Quem fala nesse espaço branco?
O que vemos é o exame meticuloso. Seria a forma mais neutra e impassível da operação médica, ou a própria despersonalização dos seres num claustro imaginário? A cor branca dos uniformes contrasta com luzes verdes, violetas, azuis. ASSOMBRO de cores que cintilam na sombra, na espessa matéria do silêncio.
E o paciente, mudo, sem a mínima movimentação.
SECURA. ASSEPSIA.
Nulidade, cujas bordas e contornos esboçados sugerem um quadro sonambúlico. O espectador espera que algo produza a quebra da monotonia. Mas nada disso ocorre. Somente quali-signos (signos que apresentam qualidades sensórias como cor, volume etc) – as luzinhas imóveis – que não remetem a nenhuma referencialidade.
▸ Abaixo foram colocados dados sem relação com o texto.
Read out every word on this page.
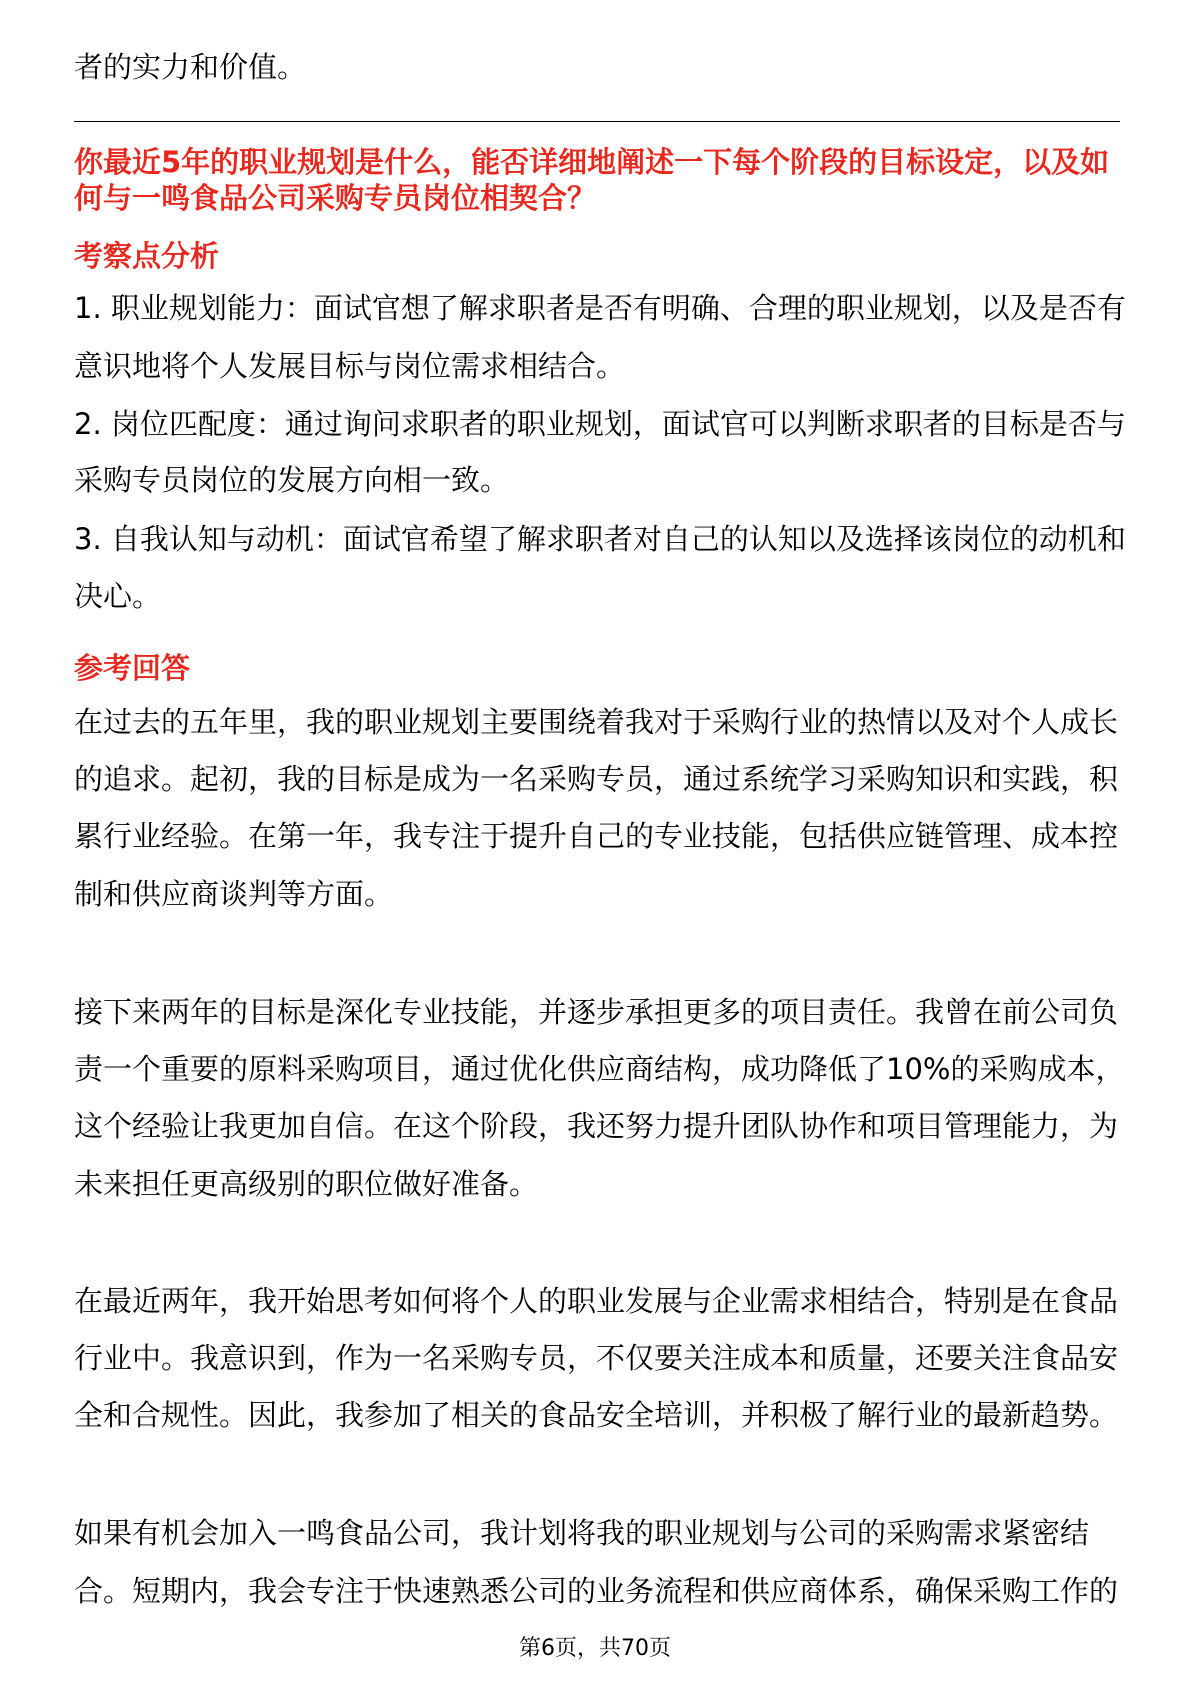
者的实力和价值。
你最近5年的职业规划是什么，能否详细地阐述一下每个阶段的目标设定，以及如
何与一鸣食品公司采购专员岗位相契合？
考察点分析
1. 职业规划能力：面试官想了解求职者是否有明确、合理的职业规划，以及是否有
意识地将个人发展目标与岗位需求相结合。
2. 岗位匹配度：通过询问求职者的职业规划，面试官可以判断求职者的目标是否与
采购专员岗位的发展方向相一致。
3. 自我认知与动机：面试官希望了解求职者对自己的认知以及选择该岗位的动机和
决心。
参考回答
在过去的五年里，我的职业规划主要围绕着我对于采购行业的热情以及对个人成长
的追求。起初，我的目标是成为一名采购专员，通过系统学习采购知识和实践，积
累行业经验。在第一年，我专注于提升自己的专业技能，包括供应链管理、成本控
制和供应商谈判等方面。
接下来两年的目标是深化专业技能，并逐步承担更多的项目责任。我曾在前公司负
责一个重要的原料采购项目，通过优化供应商结构，成功降低了10%的采购成本，
这个经验让我更加自信。在这个阶段，我还努力提升团队协作和项目管理能力，为
未来担任更高级别的职位做好准备。
在最近两年，我开始思考如何将个人的职业发展与企业需求相结合，特别是在食品
行业中。我意识到，作为一名采购专员，不仅要关注成本和质量，还要关注食品安
全和合规性。因此，我参加了相关的食品安全培训，并积极了解行业的最新趋势。
如果有机会加入一鸣食品公司，我计划将我的职业规划与公司的采购需求紧密结
合。短期内，我会专注于快速熟悉公司的业务流程和供应商体系，确保采购工作的
第6页，共70页
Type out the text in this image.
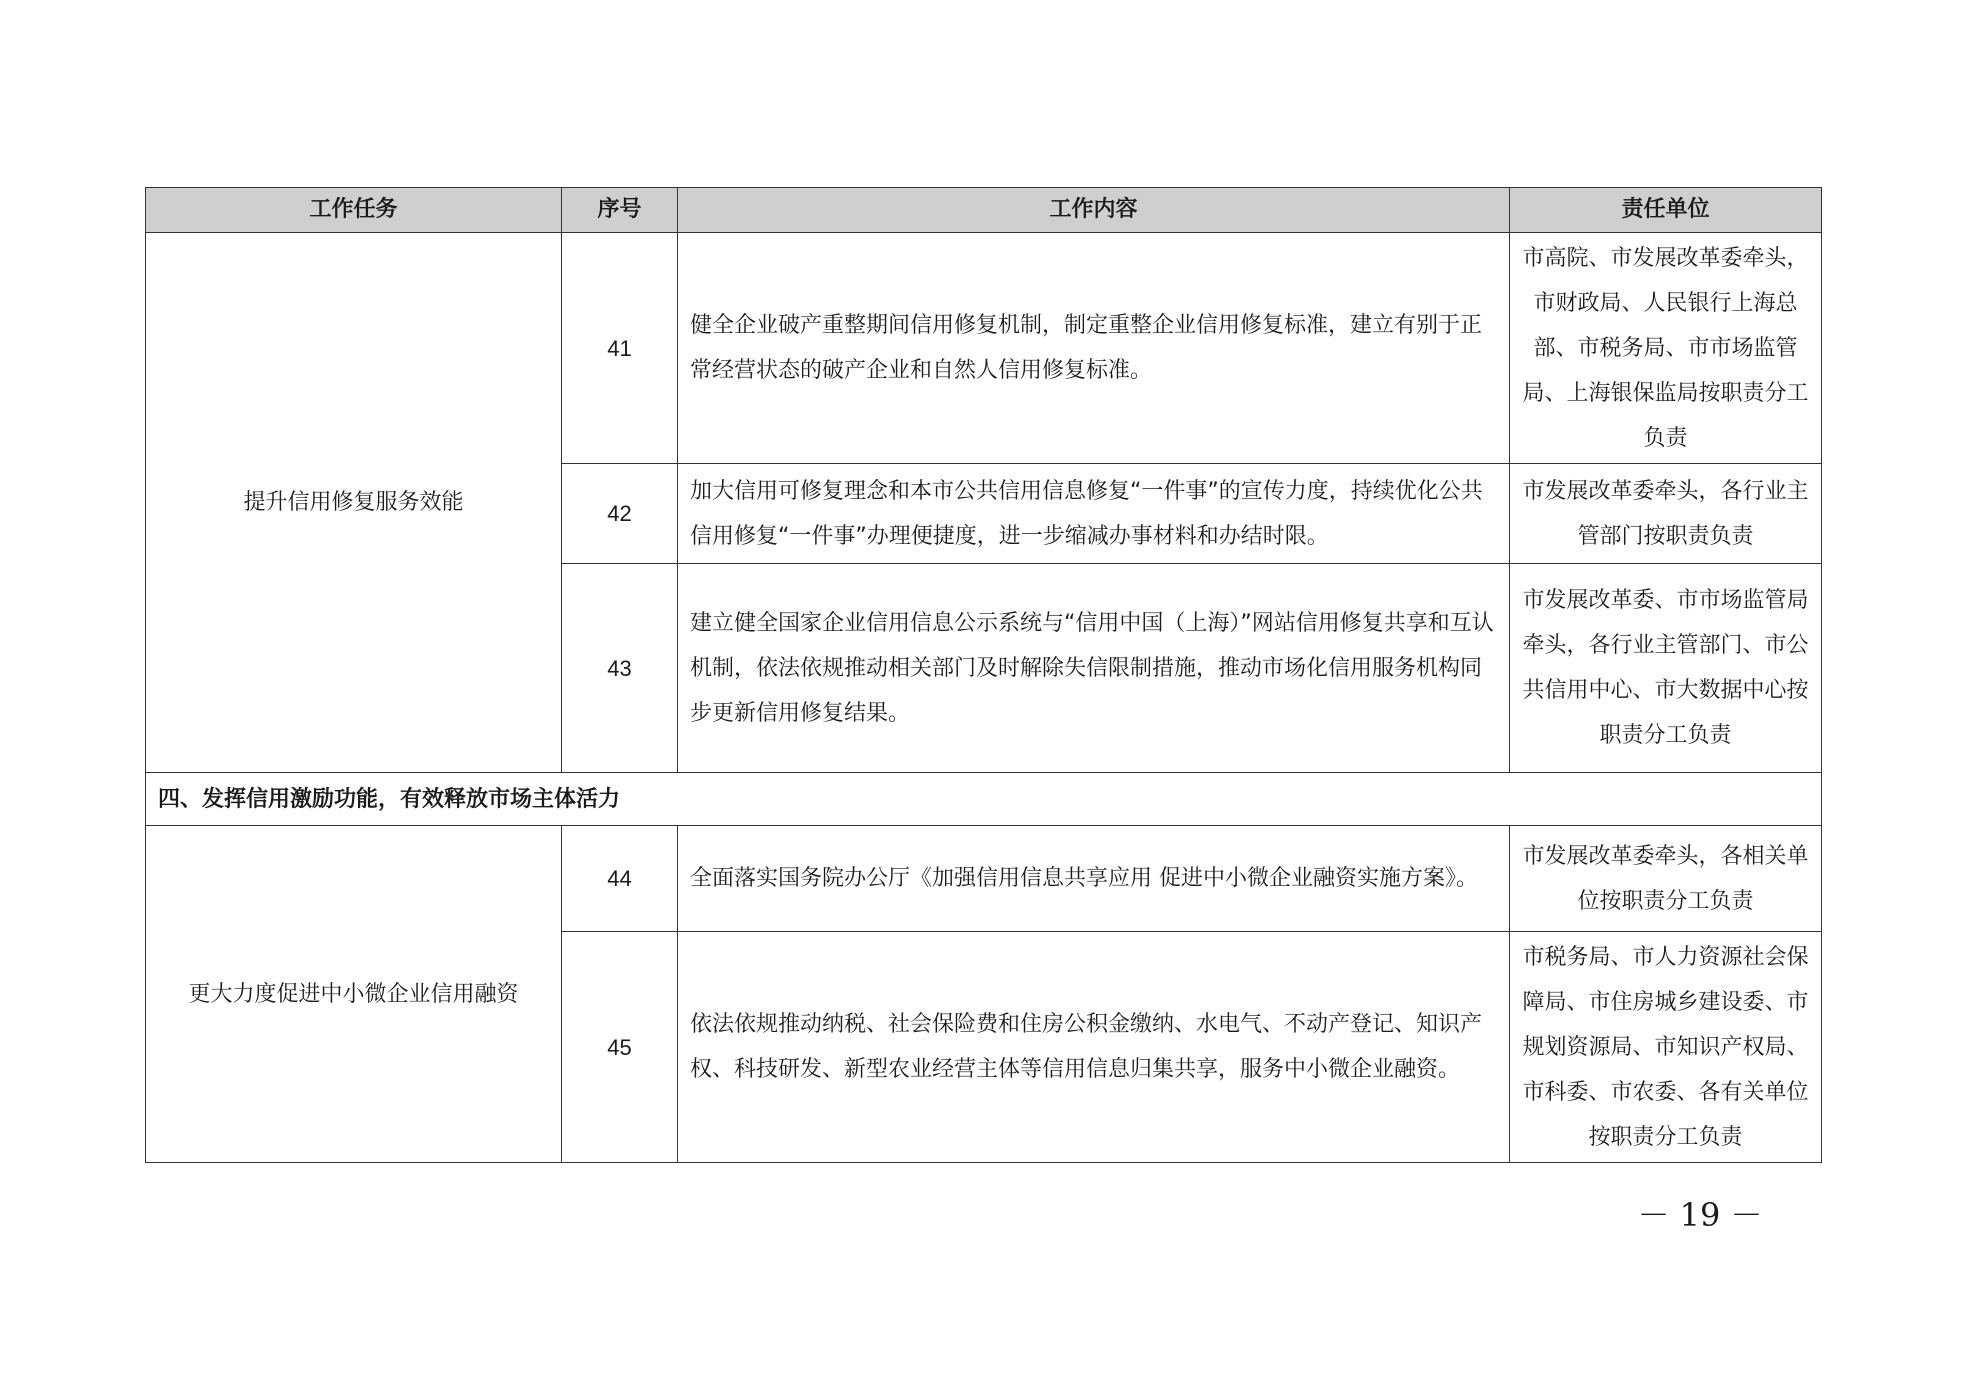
工作任务	序号	工作内容	责任单位
提升信用修复服务效能	41	健全企业破产重整期间信用修复机制，制定重整企业信用修复标准，建立有别于正常经营状态的破产企业和自然人信用修复标准。	市高院、市发展改革委牵头，市财政局、人民银行上海总部、市税务局、市市场监管局、上海银保监局按职责分工负责
	42	加大信用可修复理念和本市公共信用信息修复“一件事”的宣传力度，持续优化公共信用修复“一件事”办理便捷度，进一步缩减办事材料和办结时限。	市发展改革委牵头，各行业主管部门按职责负责
	43	建立健全国家企业信用信息公示系统与“信用中国（上海）”网站信用修复共享和互认机制，依法依规推动相关部门及时解除失信限制措施，推动市场化信用服务机构同步更新信用修复结果。	市发展改革委、市市场监管局牵头，各行业主管部门、市公共信用中心、市大数据中心按职责分工负责
四、发挥信用激励功能，有效释放市场主体活力			
更大力度促进中小微企业信用融资	44	全面落实国务院办公厅《加强信用信息共享应用 促进中小微企业融资实施方案》。	市发展改革委牵头，各相关单位按职责分工负责
	45	依法依规推动纳税、社会保险费和住房公积金缴纳、水电气、不动产登记、知识产权、科技研发、新型农业经营主体等信用信息归集共享，服务中小微企业融资。	市税务局、市人力资源社会保障局、市住房城乡建设委、市规划资源局、市知识产权局、市科委、市农委、各有关单位按职责分工负责
－ 19 －
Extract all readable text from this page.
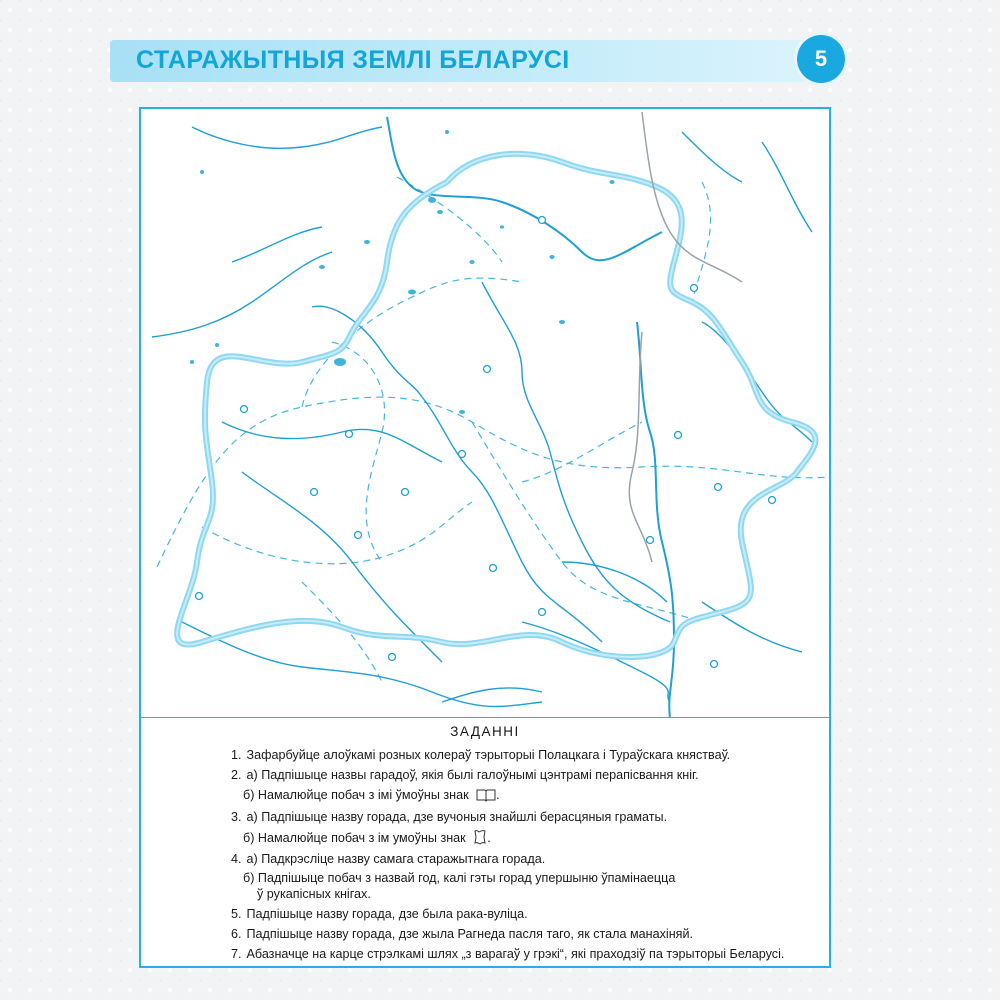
СТАРАЖЫТНЫЯ ЗЕМЛІ БЕЛАРУСІ	5
ЗАДАННІ
1. Зафарбуйце алоўкамі розных колераў тэрыторыі Полацкага і Тураўскага княстваў.
2. а) Падпішыце назвы гарадоў, якія былі галоўнымі цэнтрамі перапісвання кніг.
б) Намалюйце побач з імі ўмоўны знак .
3. а) Падпішыце назву горада, дзе вучоныя знайшлі берасцяныя граматы.
б) Намалюйце побач з ім умоўны знак .
4. а) Падкрэсліце назву самага старажытнага горада.
б) Падпішыце побач з назвай год, калі гэты горад упершыню ўпамінаецца
ў рукапісных кнігах.
5. Падпішыце назву горада, дзе была рака-вуліца.
6. Падпішыце назву горада, дзе жыла Рагнеда пасля таго, як стала манахіняй.
7. Абазначце на карце стрэлкамі шлях „з варагаў у грэкі“, які праходзіў па тэрыторыі Беларусі.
Luzes que voltejam obstinadas, insetos do vazio, como se entre a respiração do paciente e esses animais que insistem na escuridão, houvessem espectros, uma cor amarga, ressequida, artificial, no entanto, puramente sensível como são os ossos, o nervo, o crânio, a massa de todos os corpos brancos.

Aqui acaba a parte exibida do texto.